I suspect they actually get paid bonuses for every complaint they attract 🙂
Laws said the decision was an example of the authority stifling freedom of speech. He said defamation laws offered safeguard enough and the authority was wrong to apply news reporting standards to talkback.
“The BSA should be disbanded. There is no need for it.
“My job’s not to offer balance, it’s to offer strong opinion. I never, ever go too far. I’m not a namby-pamby left-wing liberal commie journalist.”
As a commenter said, there are some days you can really like Michael 🙂
Henry has triggered a catalogue of complaints since the start of 2008.
They include accusations of bias in an interview with John Key, describing people with obsessive compulsive disorder as “crazy freaks” and a suggestion that obese children be taken away from their parents and put in car compactors.
None were upheld.
The suggestion that obese children be put in car compactors is so Henry.

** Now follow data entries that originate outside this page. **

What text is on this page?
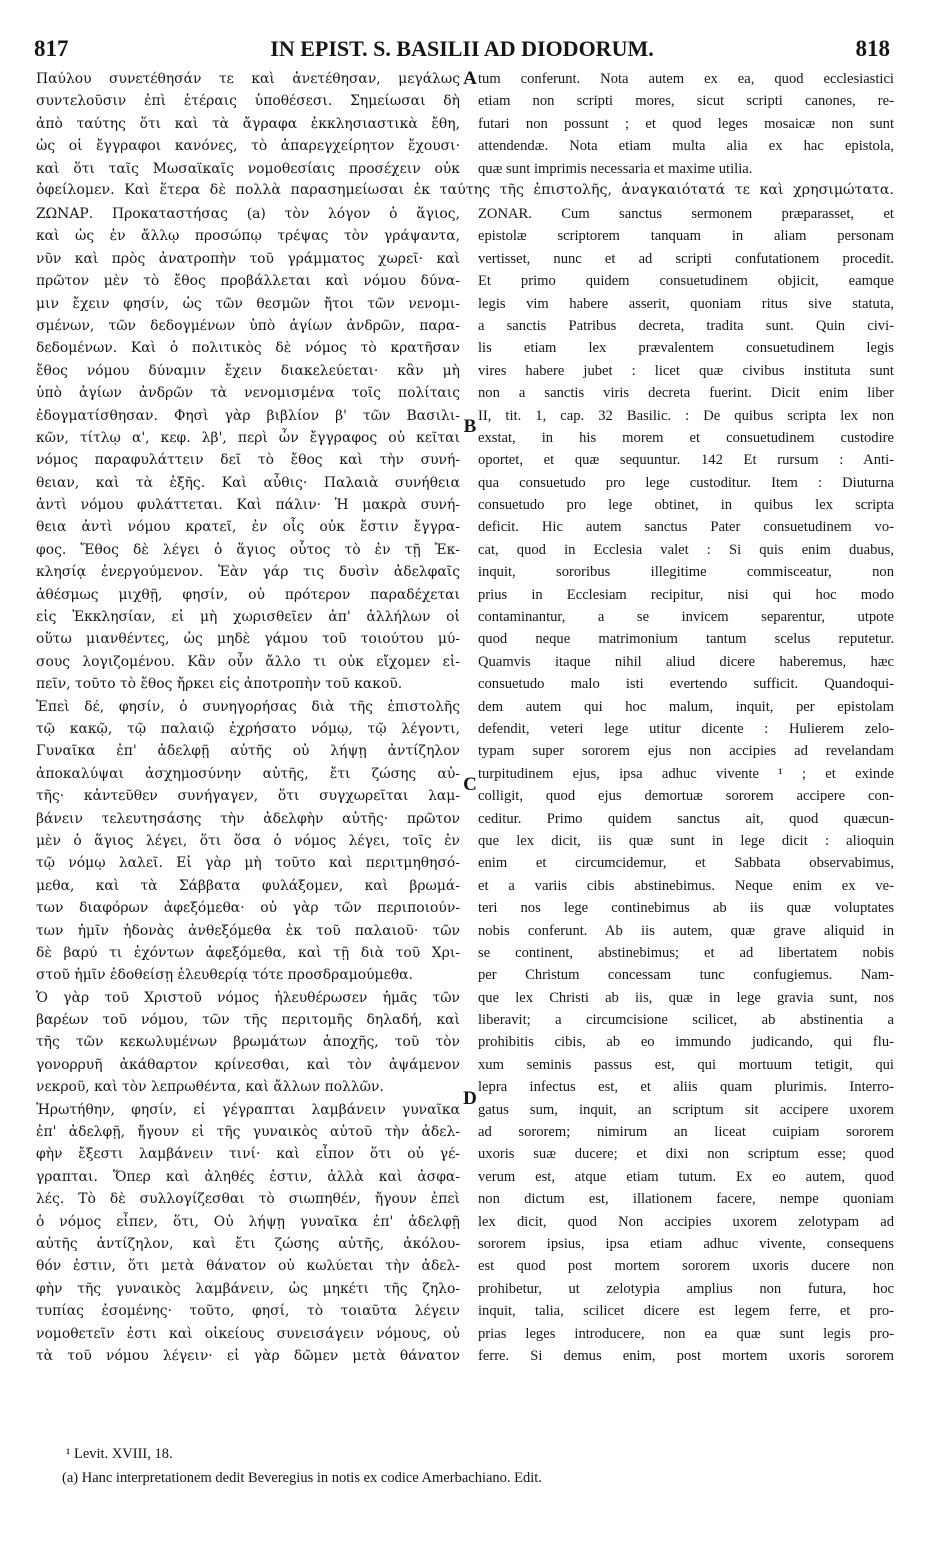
817	IN EPIST. S. BASILII AD DIODORUM.	818
Παύλου συνετέθησάν τε καὶ ἀνετέθησαν, μεγάλως
συντελοῦσιν ἐπὶ ἑτέραις ὑποθέσεσι. Σημείωσαι δὴ
ἀπὸ ταύτης ὅτι καὶ τὰ ἄγραφα ἐκκλησιαστικὰ ἔθη,
ὡς οἱ ἔγγραφοι κανόνες, τὸ ἀπαρεγχείρητον ἔχουσι·
καὶ ὅτι ταῖς Μωσαϊκαῖς νομοθεσίαις προσέχειν οὐκ
tum conferunt. Nota autem ex ea, quod ecclesiastici
etiam non scripti mores, sicut scripti canones, re-
futari non possunt ; et quod leges mosaicæ non sunt
attendendæ. Nota etiam multa alia ex hac epistola,
quæ sunt imprimis necessaria et maxime utilia.
ὀφείλομεν. Καὶ ἕτερα δὲ πολλὰ παρασημείωσαι ἐκ ταύτης τῆς ἐπιστολῆς, ἀναγκαιότατά τε καὶ χρησιμώτατα.
ΖΩΝΑΡ. Προκαταστήσας (a) τὸν λόγον ὁ ἅγιος,
καὶ ὡς ἐν ἄλλῳ προσώπῳ τρέψας τὸν γράψαντα,
νῦν καὶ πρὸς ἀνατροπὴν τοῦ γράμματος χωρεῖ· καὶ
πρῶτον μὲν τὸ ἔθος προβάλλεται καὶ νόμου δύνα-
μιν ἔχειν φησίν, ὡς τῶν θεσμῶν ἤτοι τῶν νενομι-
σμένων, τῶν δεδογμένων ὑπὸ ἁγίων ἀνδρῶν, παρα-
δεδομένων. Καὶ ὁ πολιτικὸς δὲ νόμος τὸ κρατῆσαν
ἔθος νόμου δύναμιν ἔχειν διακελεύεται· κἂν μὴ
ὑπὸ ἁγίων ἀνδρῶν τὰ νενομισμένα τοῖς πολίταις
ἐδογματίσθησαν. Φησὶ γὰρ βιβλίον β' τῶν Βασιλι-
κῶν, τίτλῳ α', κεφ. λβ', περὶ ὧν ἔγγραφος οὐ κεῖται
νόμος παραφυλάττειν δεῖ τὸ ἔθος καὶ τὴν συνή-
θειαν, καὶ τὰ ἑξῆς. Καὶ αὖθις· Παλαιὰ συνήθεια
ἀντὶ νόμου φυλάττεται. Καὶ πάλιν· Ἡ μακρὰ συνή-
θεια ἀντὶ νόμου κρατεῖ, ἐν οἷς οὐκ ἔστιν ἔγγρα-
φος. Ἔθος δὲ λέγει ὁ ἅγιος οὗτος τὸ ἐν τῇ Ἐκ-
κλησίᾳ ἐνεργούμενον. Ἐὰν γάρ τις δυσὶν ἀδελφαῖς
ἀθέσμως μιχθῇ, φησίν, οὐ πρότερον παραδέχεται
εἰς Ἐκκλησίαν, εἰ μὴ χωρισθεῖεν ἀπ' ἀλλήλων οἱ
οὕτω μιανθέντες, ὡς μηδὲ γάμου τοῦ τοιούτου μύ-
σους λογιζομένου. Κἂν οὖν ἄλλο τι οὐκ εἴχομεν εἰ-
πεῖν, τοῦτο τὸ ἔθος ἤρκει εἰς ἀποτροπὴν τοῦ κακοῦ.
Ἐπεὶ δέ, φησίν, ὁ συνηγορήσας διὰ τῆς ἐπιστολῆς
τῷ κακῷ, τῷ παλαιῷ ἐχρήσατο νόμῳ, τῷ λέγοντι,
Γυναῖκα ἐπ' ἀδελφῇ αὐτῆς οὐ λήψῃ ἀντίζηλον
ἀποκαλύψαι ἀσχημοσύνην αὐτῆς, ἔτι ζώσης αὐ-
τῆς· κἀντεῦθεν συνήγαγεν, ὅτι συγχωρεῖται λαμ-
βάνειν τελευτησάσης τὴν ἀδελφὴν αὐτῆς· πρῶτον
μὲν ὁ ἅγιος λέγει, ὅτι ὅσα ὁ νόμος λέγει, τοῖς ἐν
τῷ νόμῳ λαλεῖ. Εἰ γὰρ μὴ τοῦτο καὶ περιτμηθησό-
μεθα, καὶ τὰ Σάββατα φυλάξομεν, καὶ βρωμά-
των διαφόρων ἀφεξόμεθα· οὐ γὰρ τῶν περιποιούν-
των ἡμῖν ἡδονὰς ἀνθεξόμεθα ἐκ τοῦ παλαιοῦ· τῶν
δὲ βαρύ τι ἐχόντων ἀφεξόμεθα, καὶ τῇ διὰ τοῦ Χρι-
στοῦ ἡμῖν ἐδοθείσῃ ἐλευθερίᾳ τότε προσδραμούμεθα.
Ὁ γὰρ τοῦ Χριστοῦ νόμος ἠλευθέρωσεν ἡμᾶς τῶν
βαρέων τοῦ νόμου, τῶν τῆς περιτομῆς δηλαδή, καὶ
τῆς τῶν κεκωλυμένων βρωμάτων ἀποχῆς, τοῦ τὸν
γονορρυῆ ἀκάθαρτον κρίνεσθαι, καὶ τὸν ἁψάμενον
νεκροῦ, καὶ τὸν λεπρωθέντα, καὶ ἄλλων πολλῶν.
Ἠρωτήθην, φησίν, εἰ γέγραπται λαμβάνειν γυναῖκα
ἐπ' ἀδελφῇ, ἤγουν εἰ τῆς γυναικὸς αὐτοῦ τὴν ἀδελ-
φὴν ἔξεστι λαμβάνειν τινί· καὶ εἶπον ὅτι οὐ γέ-
γραπται. Ὅπερ καὶ ἀληθές ἐστιν, ἀλλὰ καὶ ἀσφα-
λές. Τὸ δὲ συλλογίζεσθαι τὸ σιωπηθέν, ἤγουν ἐπεὶ
ὁ νόμος εἶπεν, ὅτι, Οὐ λήψῃ γυναῖκα ἐπ' ἀδελφῇ
αὐτῆς ἀντίζηλον, καὶ ἔτι ζώσης αὐτῆς, ἀκόλου-
θόν ἐστιν, ὅτι μετὰ θάνατον οὐ κωλύεται τὴν ἀδελ-
φὴν τῆς γυναικὸς λαμβάνειν, ὡς μηκέτι τῆς ζηλο-
τυπίας ἐσομένης· τοῦτο, φησί, τὸ τοιαῦτα λέγειν
νομοθετεῖν ἐστι καὶ οἰκείους συνεισάγειν νόμους, οὐ
τὰ τοῦ νόμου λέγειν· εἰ γὰρ δῶμεν μετὰ θάνατον
ZONAR. Cum sanctus sermonem præparasset, et
epistolæ scriptorem tanquam in aliam personam
vertisset, nunc et ad scripti confutationem procedit.
Et primo quidem consuetudinem objicit, eamque
legis vim habere asserit, quoniam ritus sive statuta,
a sanctis Patribus decreta, tradita sunt. Quin civi-
lis etiam lex prævalentem consuetudinem legis
vires habere jubet : licet quæ civibus instituta sunt
non a sanctis viris decreta fuerint. Dicit enim liber
II, tit. 1, cap. 32 Basilic. : De quibus scripta lex non
exstat, in his morem et consuetudinem custodire
oportet, et quæ sequuntur. 142 Et rursum : Anti-
qua consuetudo pro lege custoditur. Item : Diuturna
consuetudo pro lege obtinet, in quibus lex scripta
deficit. Hic autem sanctus Pater consuetudinem vo-
cat, quod in Ecclesia valet : Si quis enim duabus,
inquit, sororibus illegitime commisceatur, non
prius in Ecclesiam recipitur, nisi qui hoc modo
contaminantur, a se invicem separentur, utpote
quod neque matrimonium tantum scelus reputetur.
Quamvis itaque nihil aliud dicere haberemus, hæc
consuetudo malo isti evertendo sufficit. Quandoqui-
dem autem qui hoc malum, inquit, per epistolam
defendit, veteri lege utitur dicente : Hulierem zelo-
typam super sororem ejus non accipies ad revelandam
turpitudinem ejus, ipsa adhuc vivente ¹ ; et exinde
colligit, quod ejus demortuæ sororem accipere con-
ceditur. Primo quidem sanctus ait, quod quæcun-
que lex dicit, iis quæ sunt in lege dicit : alioquin
enim et circumcidemur, et Sabbata observabimus,
et a variis cibis abstinebimus. Neque enim ex ve-
teri nos lege continebimus ab iis quæ voluptates
nobis conferunt. Ab iis autem, quæ grave aliquid in
se continent, abstinebimus; et ad libertatem nobis
per Christum concessam tunc confugiemus. Nam-
que lex Christi ab iis, quæ in lege gravia sunt, nos
liberavit; a circumcisione scilicet, ab abstinentia a
prohibitis cibis, ab eo immundo judicando, qui flu-
xum seminis passus est, qui mortuum tetigit, qui
lepra infectus est, et aliis quam plurimis. Interro-
gatus sum, inquit, an scriptum sit accipere uxorem
ad sororem; nimirum an liceat cuipiam sororem
uxoris suæ ducere; et dixi non scriptum esse; quod
verum est, atque etiam tutum. Ex eo autem, quod
non dictum est, illationem facere, nempe quoniam
lex dicit, quod Non accipies uxorem zelotypam ad
sororem ipsius, ipsa etiam adhuc vivente, consequens
est quod post mortem sororem uxoris ducere non
prohibetur, ut zelotypia amplius non futura, hoc
inquit, talia, scilicet dicere est legem ferre, et pro-
prias leges introducere, non ea quæ sunt legis pro-
ferre. Si demus enim, post mortem uxoris sororem
A
B
C
D
¹ Levit. XVIII, 18.
(a) Hanc interpretationem dedit Beveregius in notis ex codice Amerbachiano. Edit.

Pippa Wetzell was responsible for the only complaint against Breakfast upheld by the authority for an interview this year with Garth McVicar of the Sensible Sentencing Trust found to have breached the standard of balance.
Now that is funny. Henry gets a dozen complaints – none of which is upheld, while poor Pippa actually gets her complaint upheld.
Henry didn’t know why complaints against him were on the up but said it didn’t bother him. “I think it’s an indication that I say what I think and in television that is not overly common.” He thought there were “a lot of people that don’t have much of a sense of humour” and “a large number of people who have nothing better to do than complain”.
A lot of complaints come from the same people. I reckon they should look at limiting the number of complaints one individual can make!